De la banda sonora, mejor correr un tupido velo: cuando no se abusa de la radiofórmula hiphopera (eso sí que es acabar con la música, y no el top manta), se tira de una partitura sinfónica tan grandilocuente y emotiva (???) que, la verdad, provoca no poco sonrojo y cachondeo.
Aún así, y continuando con esta confesión inesperada, estos elementos chirriantes, irritantes y ridículos per se, llegan por momentos a una especie de conjunción astral que genera momentos de efectividad indiscutible (todo el tramo final) e incluso esa belleza pop y chicletosa que tanto echamos de menos en el cine comercial. Porque, cuando Transporter 3 se olvida de impostar su seriedad, cuando deja de lado la manufactura y la mentalidad del entretenimiento milimétricamente prefabricado, cuando admite que nunca será James Bond, cuando todo esto ocurre, surgen de sus grietas de aparente fracaso la poesía de la verdadera serie B. Es en cosas tan aparentemente tontas como los primeros planos con regusto a Sergio Leone o en esos secundarios que parecen reclutados en el videoclip de Bad de Michael Jackson y/o en una panadería de pueblo de la campiña francesa; es en su espíritu de juguete cuando Transporter 3 luce con orgullo su personalidad de (sub)producto europeo.

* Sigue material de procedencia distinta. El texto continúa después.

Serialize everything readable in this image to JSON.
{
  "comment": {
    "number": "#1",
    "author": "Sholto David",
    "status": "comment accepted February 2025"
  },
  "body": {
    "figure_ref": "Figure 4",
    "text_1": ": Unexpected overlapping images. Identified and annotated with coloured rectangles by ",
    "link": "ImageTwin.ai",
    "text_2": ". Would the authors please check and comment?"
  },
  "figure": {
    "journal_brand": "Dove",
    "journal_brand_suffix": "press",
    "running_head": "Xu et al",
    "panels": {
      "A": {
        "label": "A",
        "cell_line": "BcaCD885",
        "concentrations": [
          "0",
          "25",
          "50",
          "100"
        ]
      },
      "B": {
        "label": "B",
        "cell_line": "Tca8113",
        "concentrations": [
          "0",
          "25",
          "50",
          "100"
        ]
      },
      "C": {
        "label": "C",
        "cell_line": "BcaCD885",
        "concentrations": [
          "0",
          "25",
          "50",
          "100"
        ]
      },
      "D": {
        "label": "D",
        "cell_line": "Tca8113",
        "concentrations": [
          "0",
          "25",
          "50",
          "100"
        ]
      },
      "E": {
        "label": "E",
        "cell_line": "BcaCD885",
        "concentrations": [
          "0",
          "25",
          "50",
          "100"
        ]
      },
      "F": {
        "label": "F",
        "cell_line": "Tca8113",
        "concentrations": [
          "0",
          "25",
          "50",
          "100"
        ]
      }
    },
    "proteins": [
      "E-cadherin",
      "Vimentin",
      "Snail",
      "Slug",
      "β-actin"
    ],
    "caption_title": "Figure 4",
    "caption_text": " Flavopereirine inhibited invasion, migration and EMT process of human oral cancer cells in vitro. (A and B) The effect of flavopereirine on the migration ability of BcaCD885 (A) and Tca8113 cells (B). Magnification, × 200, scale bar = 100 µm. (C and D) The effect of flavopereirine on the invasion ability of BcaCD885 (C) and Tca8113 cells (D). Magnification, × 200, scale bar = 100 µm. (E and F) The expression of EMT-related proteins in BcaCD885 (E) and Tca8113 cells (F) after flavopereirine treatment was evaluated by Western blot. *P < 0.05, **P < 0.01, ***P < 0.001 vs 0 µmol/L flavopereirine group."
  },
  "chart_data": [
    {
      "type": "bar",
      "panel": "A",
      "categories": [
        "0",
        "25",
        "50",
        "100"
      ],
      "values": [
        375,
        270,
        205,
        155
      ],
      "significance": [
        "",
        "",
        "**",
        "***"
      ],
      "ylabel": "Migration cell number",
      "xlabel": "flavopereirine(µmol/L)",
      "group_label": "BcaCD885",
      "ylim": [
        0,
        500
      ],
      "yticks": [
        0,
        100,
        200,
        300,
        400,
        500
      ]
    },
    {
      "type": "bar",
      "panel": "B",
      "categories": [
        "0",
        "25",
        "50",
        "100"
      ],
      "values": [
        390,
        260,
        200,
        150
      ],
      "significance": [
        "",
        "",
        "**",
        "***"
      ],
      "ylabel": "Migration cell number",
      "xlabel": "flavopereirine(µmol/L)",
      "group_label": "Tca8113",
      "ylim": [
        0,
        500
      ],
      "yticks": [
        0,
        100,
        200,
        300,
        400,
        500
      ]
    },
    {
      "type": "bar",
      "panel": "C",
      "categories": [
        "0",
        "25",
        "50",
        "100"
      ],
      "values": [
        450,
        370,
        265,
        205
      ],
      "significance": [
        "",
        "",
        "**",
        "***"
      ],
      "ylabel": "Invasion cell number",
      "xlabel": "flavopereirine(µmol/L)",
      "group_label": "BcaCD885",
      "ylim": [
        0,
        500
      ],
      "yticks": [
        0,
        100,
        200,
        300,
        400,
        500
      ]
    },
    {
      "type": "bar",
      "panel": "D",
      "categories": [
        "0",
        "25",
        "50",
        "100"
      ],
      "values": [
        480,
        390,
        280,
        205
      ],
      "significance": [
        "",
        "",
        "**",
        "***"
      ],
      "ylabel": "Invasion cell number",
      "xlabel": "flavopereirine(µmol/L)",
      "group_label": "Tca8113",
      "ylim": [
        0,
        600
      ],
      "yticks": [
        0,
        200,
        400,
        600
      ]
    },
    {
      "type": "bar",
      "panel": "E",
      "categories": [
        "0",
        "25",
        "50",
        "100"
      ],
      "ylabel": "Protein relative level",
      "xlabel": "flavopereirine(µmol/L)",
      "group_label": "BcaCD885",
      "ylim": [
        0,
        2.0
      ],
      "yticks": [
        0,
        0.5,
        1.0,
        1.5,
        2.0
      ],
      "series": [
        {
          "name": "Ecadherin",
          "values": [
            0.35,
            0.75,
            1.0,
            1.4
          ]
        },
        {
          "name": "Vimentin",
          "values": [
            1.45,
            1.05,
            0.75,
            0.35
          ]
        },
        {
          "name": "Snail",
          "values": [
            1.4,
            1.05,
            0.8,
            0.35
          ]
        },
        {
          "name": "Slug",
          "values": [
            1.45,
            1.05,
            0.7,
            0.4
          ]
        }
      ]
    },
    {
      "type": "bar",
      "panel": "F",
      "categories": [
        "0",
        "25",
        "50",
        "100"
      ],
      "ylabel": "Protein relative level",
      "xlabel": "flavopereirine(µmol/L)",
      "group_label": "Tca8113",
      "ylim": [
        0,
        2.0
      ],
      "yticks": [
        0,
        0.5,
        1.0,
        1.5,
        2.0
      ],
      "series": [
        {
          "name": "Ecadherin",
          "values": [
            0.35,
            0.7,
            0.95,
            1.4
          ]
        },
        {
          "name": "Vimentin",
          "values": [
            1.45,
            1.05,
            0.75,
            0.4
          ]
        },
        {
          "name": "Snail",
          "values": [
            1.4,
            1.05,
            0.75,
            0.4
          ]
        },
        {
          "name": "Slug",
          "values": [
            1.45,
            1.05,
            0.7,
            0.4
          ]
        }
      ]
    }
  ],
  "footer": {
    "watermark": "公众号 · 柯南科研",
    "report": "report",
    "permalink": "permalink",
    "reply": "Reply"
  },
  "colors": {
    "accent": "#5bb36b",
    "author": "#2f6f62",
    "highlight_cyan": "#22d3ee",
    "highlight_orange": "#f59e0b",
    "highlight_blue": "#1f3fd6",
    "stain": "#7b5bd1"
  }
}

Cuando se deja de monsergas, cuando no quiere parecer hecha en Hollywood, cuando proclama alto y fuerte su verdadera condición de film para sala de reestreno de sesión doble, entonces es cuando Transporter 3, además de entretener, conecta (salvando muchas distancias) con ese tilín que toda una generación de cinéfagos llevamos en standby muy dentro y que Tarantino hizo sonar de nuevo con su memorable Death Proof. Sí, a veces, Transporter 3 es buen cine en movimiento, sin más (y sin menos).